The world’s top energy executives return to Houston today as the escalating US-Israeli war on Iran has become a nightmare for energy markets, as unprecedented attacks on infrastructure and shipping disruptions sent global oil prices soaring while governments scrambled to fight inflation and avoid recessions.
Global oil prices jumped this week, hitting almost $120, levels not seen since Russia’s war on Ukraine disrupted markets in 2022.
Industry experts and analysts expect prices to remain elevated long after combat operations end. They say it will take years for the region to recover from the upheaval caused by air strikes and Iran’s virtual closure of the Strait of Hormuz, conduit for 20 per cent of the world’s oil and liquefied natural gas.
For instance, Qatar said a damaged liquefied natural gas facility will take years to repair. At this year’s CERAWeek conference, more than 10,000 attendees from more than 80 countries will also focus on Venezuela after the US captured President Nicolas Maduro in January and eased sanctions on the South American Opec member nation in an effort to kick-start its oil industry and boost investment.
“The geopolitics around energy has never flown as thick and as fast as it’s flowing right now. ... the Gulf situation plus Venezuela, plus all the knock-on issues around Russia, it really is an extraordinary moment,” said Geoffrey Pyatt, who was assistant secretary of state for energy resources under former President Joe Biden and is now a senior managing director at US consultancy McLarty Associates.
The five-day event comes as Iran’s effective closure of the Strait of Hormuz has forced Middle Eastern producers to shut in much of their output. Tehran has also struck oil and gas targets in the Gulf, after Israel struck one of its large gas fields last week.
Consuming nations have mostly given up hope that disruptions would be short-lived. Many refineries and petrochemical companies, mostly in Asia, have cut runs, shut units or declared force majeure as the conflict disrupts crude and feedstock exports from the Middle East. In the US, diesel prices have topped $5 a gallon for the first time since 2022, as petrol pump prices have moved towards $4 a gallon. This has raised the political stakes for President Donald Trump and his Republican Party ahead of midterm elections in November.
CERAWeek participants and speakers include US Energy Secretary Chris Wright, Interior Secretary Doug Burgum, ministers from Opec+ members Nigeria and the UAE, as well as CEOs of Aramco, Chevron, Shell , TotalEnergies and the Abu Dhabi National Oil Company.
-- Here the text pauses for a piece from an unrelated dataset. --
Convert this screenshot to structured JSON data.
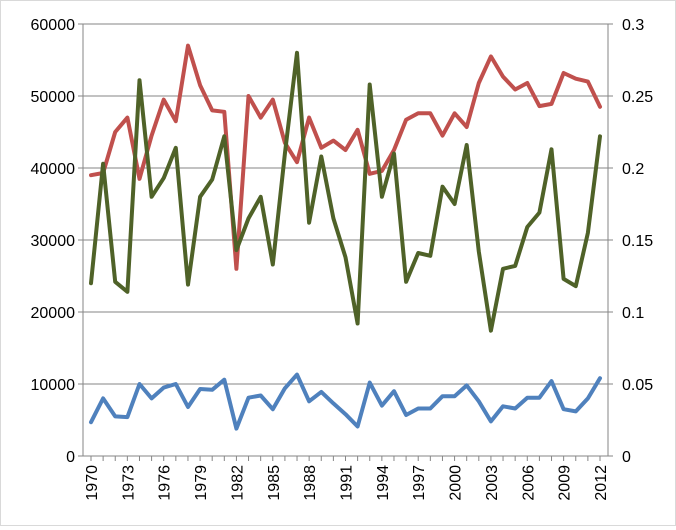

“There has been more upheaval and disruption in markets than ever before...This is a war that’s been brewing for almost half a century, and the concerns about the Gulf have been prominent for half a century. But now it’s happening,” Dan Yergin, Pulitzer Prize-winning author and vice chairman of CERAWeek conference organiser S&P Global, said in an interview.
Security and affordability will be the defining words for CERAWeek, Yergin said.